CSUN political science major Zakiyyah Babatunde-Bey said she was inspired by the film. “Everyone should see it,” she said.
The film chronicles the life of Bradley, the first African-American to be elected as mayor of a major U.S. city with an overwhelming white majority. His extraordinary multi-racial coalition redefined Los Angeles, ushered in police reform and transformed American politics.
Bradley’s daughter was joined by the film’s producers, Alison Sotomayor and Lyn Goldfarb, and Kent Kirkton, the director of the Tom & Ethel Bradley Center at CSUN, during a panel discussion. Lorraine said telling her father’s story is part of the mission of the Tom and Ethel Bradley Foundation.
The foundation partnered with CSUN last year to form the Tom & Ethel Bradley Center at CSUN. The center has continued the work of the Institute for Arts & Media to preserve the visual history of Southern California, but will have a renewed focus on the years when Tom Bradley served as Los Angeles’ mayor, from 1973 to 1993.
“It’s an amazing period in our history,” Kirkton told the audience. “We should mine it for the lessons it can teach us.”
The center’s online, digital collection can be accessed through the Oviatt Library website.

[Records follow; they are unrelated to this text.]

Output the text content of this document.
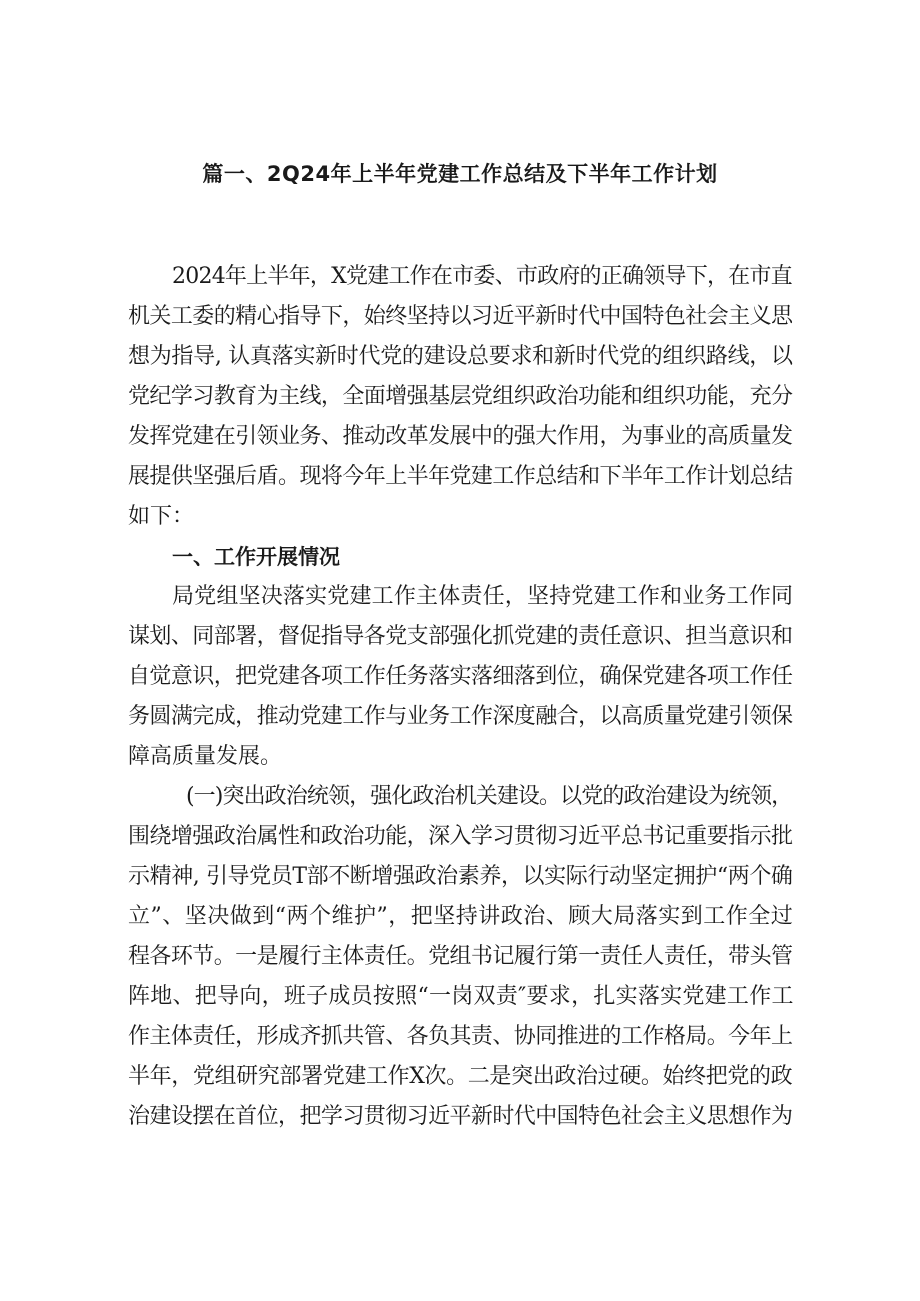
篇一、2Q24年上半年党建工作总结及下半年工作计划
2024年上半年，X党建工作在市委、市政府的正确领导下，在市直
机关工委的精心指导下，始终坚持以习近平新时代中国特色社会主义思
想为指导, 认真落实新时代党的建设总要求和新时代党的组织路线，以
党纪学习教育为主线，全面增强基层党组织政治功能和组织功能，充分
发挥党建在引领业务、推动改革发展中的强大作用，为事业的高质量发
展提供坚强后盾。现将今年上半年党建工作总结和下半年工作计划总结
如下：
一、工作开展情况
局党组坚决落实党建工作主体责任，坚持党建工作和业务工作同
谋划、同部署，督促指导各党支部强化抓党建的责任意识、担当意识和
自觉意识，把党建各项工作任务落实落细落到位，确保党建各项工作任
务圆满完成，推动党建工作与业务工作深度融合，以高质量党建引领保
障高质量发展。
(一)突出政治统领，强化政治机关建设。以党的政治建设为统领，
围绕增强政治属性和政治功能，深入学习贯彻习近平总书记重要指示批
示精神, 引导党员T部不断增强政治素养，以实际行动坚定拥护“两个确
立”、坚决做到“两个维护”，把坚持讲政治、顾大局落实到工作全过
程各环节。一是履行主体责任。党组书记履行第一责任人责任，带头管
阵地、把导向，班子成员按照“一岗双责″要求，扎实落实党建工作工
作主体责任，形成齐抓共管、各负其责、协同推进的工作格局。今年上
半年，党组研究部署党建工作X次。二是突出政治过硬。始终把党的政
治建设摆在首位，把学习贯彻习近平新时代中国特色社会主义思想作为
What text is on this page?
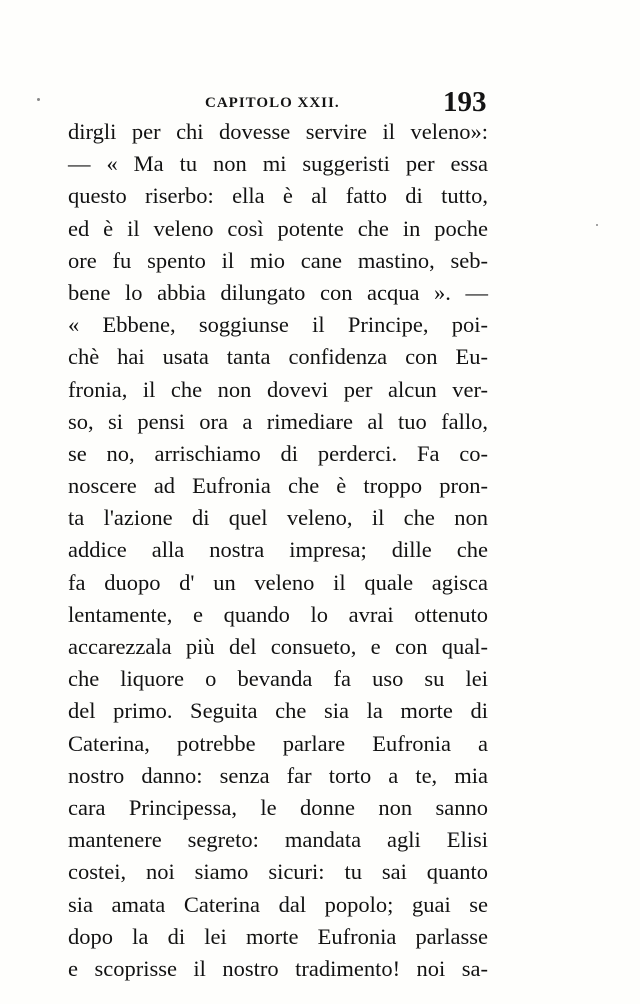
CAPITOLO XXII.	193
dirgli per chi dovesse servire il veleno»:
— « Ma tu non mi suggeristi per essa
questo riserbo: ella è al fatto di tutto,
ed è il veleno così potente che in poche
ore fu spento il mio cane mastino, seb-
bene lo abbia dilungato con acqua ». —
« Ebbene, soggiunse il Principe, poi-
chè hai usata tanta confidenza con Eu-
fronia, il che non dovevi per alcun ver-
so, si pensi ora a rimediare al tuo fallo,
se no, arrischiamo di perderci. Fa co-
noscere ad Eufronia che è troppo pron-
ta l'azione di quel veleno, il che non
addice alla nostra impresa; dille che
fa duopo d' un veleno il quale agisca
lentamente, e quando lo avrai ottenuto
accarezzala più del consueto, e con qual-
che liquore o bevanda fa uso su lei
del primo. Seguita che sia la morte di
Caterina, potrebbe parlare Eufronia a
nostro danno: senza far torto a te, mia
cara Principessa, le donne non sanno
mantenere segreto: mandata agli Elisi
costei, noi siamo sicuri: tu sai quanto
sia amata Caterina dal popolo; guai se
dopo la di lei morte Eufronia parlasse
e scoprisse il nostro tradimento! noi sa-
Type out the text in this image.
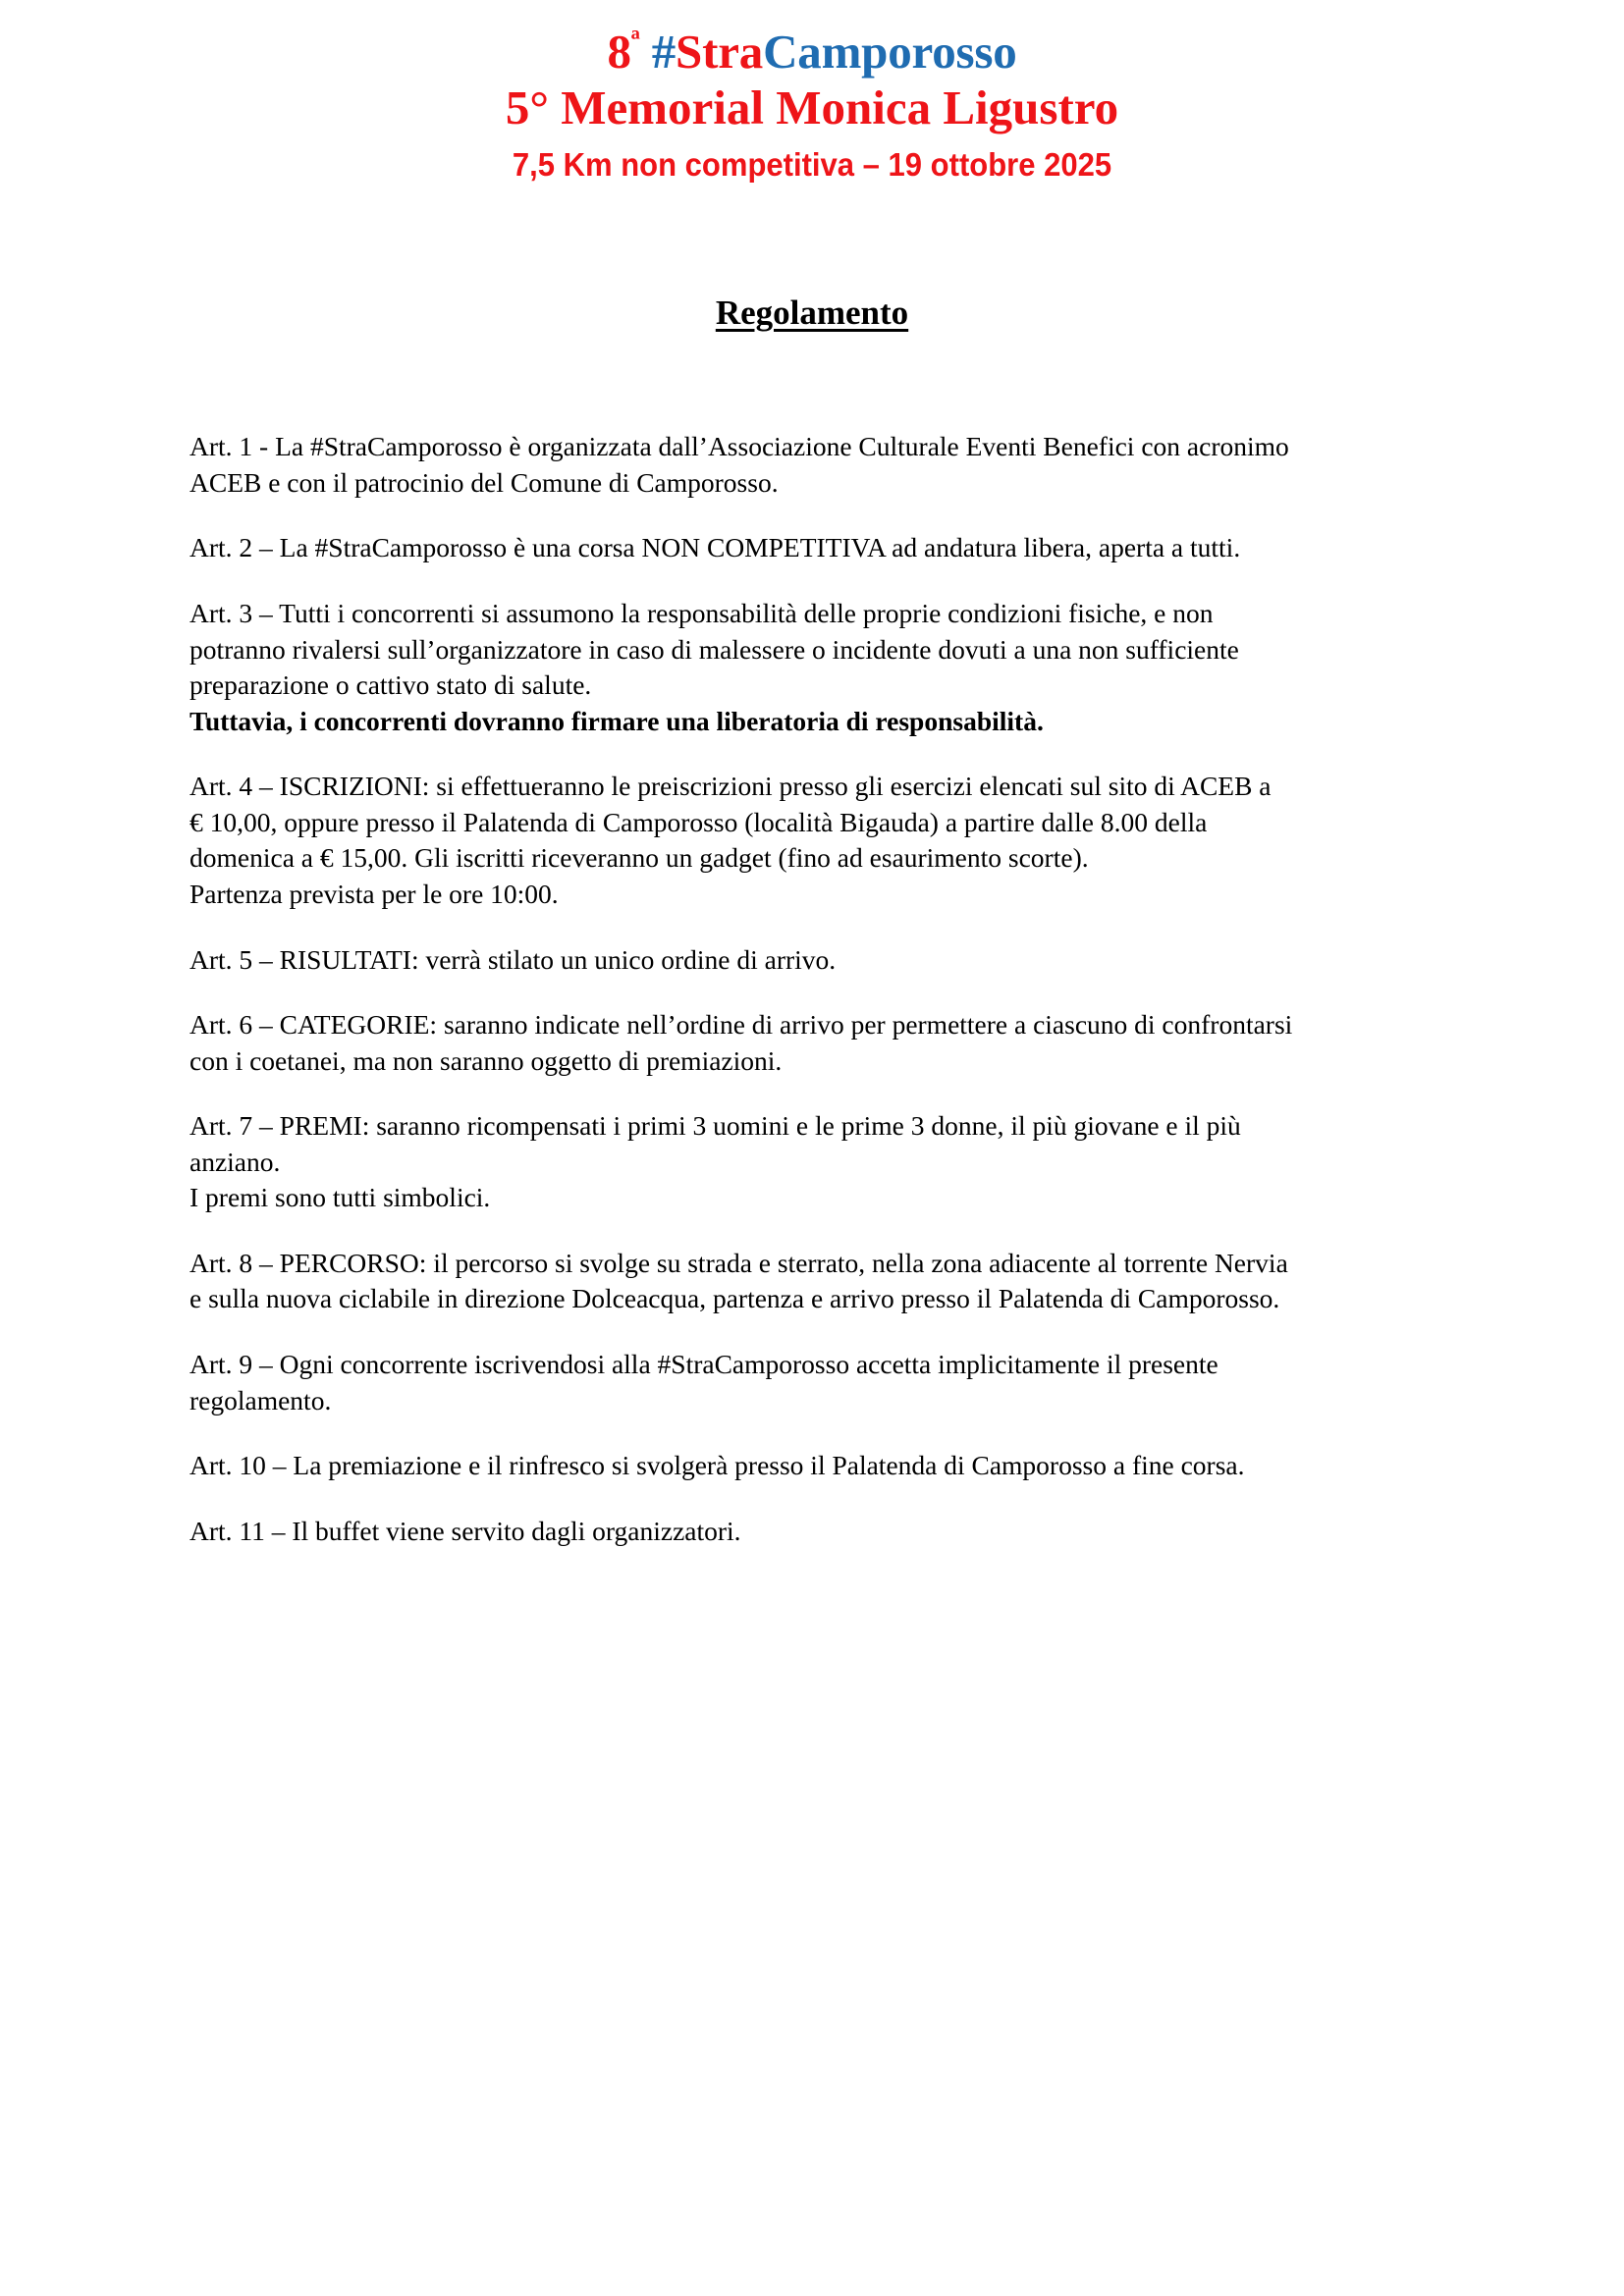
$8^ª$ #StraCamporosso
5° Memorial Monica Ligustro
7,5 Km non competitiva – 19 ottobre 2025
Regolamento

Art. 1 - La #StraCamporosso è organizzata dall’Associazione Culturale Eventi Benefici con acronimo
ACEB e con il patrocinio del Comune di Camporosso.

Art. 2 – La #StraCamporosso è una corsa NON COMPETITIVA ad andatura libera, aperta a tutti.

Art. 3 – Tutti i concorrenti si assumono la responsabilità delle proprie condizioni fisiche, e non
potranno rivalersi sull’organizzatore in caso di malessere o incidente dovuti a una non sufficiente
preparazione o cattivo stato di salute.
Tuttavia, i concorrenti dovranno firmare una liberatoria di responsabilità.

Art. 4 – ISCRIZIONI: si effettueranno le preiscrizioni presso gli esercizi elencati sul sito di ACEB a
€ 10,00, oppure presso il Palatenda di Camporosso (località Bigauda) a partire dalle 8.00 della
domenica a € 15,00. Gli iscritti riceveranno un gadget (fino ad esaurimento scorte).
Partenza prevista per le ore 10:00.

Art. 5 – RISULTATI: verrà stilato un unico ordine di arrivo.

Art. 6 – CATEGORIE: saranno indicate nell’ordine di arrivo per permettere a ciascuno di confrontarsi
con i coetanei, ma non saranno oggetto di premiazioni.

Art. 7 – PREMI: saranno ricompensati i primi 3 uomini e le prime 3 donne, il più giovane e il più
anziano.
I premi sono tutti simbolici.

Art. 8 – PERCORSO: il percorso si svolge su strada e sterrato, nella zona adiacente al torrente Nervia
e sulla nuova ciclabile in direzione Dolceacqua, partenza e arrivo presso il Palatenda di Camporosso.

Art. 9 – Ogni concorrente iscrivendosi alla #StraCamporosso accetta implicitamente il presente
regolamento.

Art. 10 – La premiazione e il rinfresco si svolgerà presso il Palatenda di Camporosso a fine corsa.

Art. 11 – Il buffet viene servito dagli organizzatori.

Sotomayor and Goldfarb said they decided to produce a documentary on Tom Bradley in 2008 during Barack Obama’s campaign for president. They were surprised to discover there were no documentaries, scholarly biographies or substantive interviews about Bradley, who died in 1998.
“Tom Bradley laid the foundation for the kind of coalition politics that allowed President Obama to be elected,” Goldfarb said.
CSUN alumnus Jacquil Constant ’02 (Radio Television Video Film/Pan African Studies), M.A.’14 (Cinema and Television Arts /Pan African Studies) who coordinated the event called Tom Bradley a “transformational leader.”
The event, which was sponsored by the Department of Art, Department of Cinema and Television Arts, Department of Africana Studies and the CSUN Black Alumni Association, was the first of several events planned for Black History Month.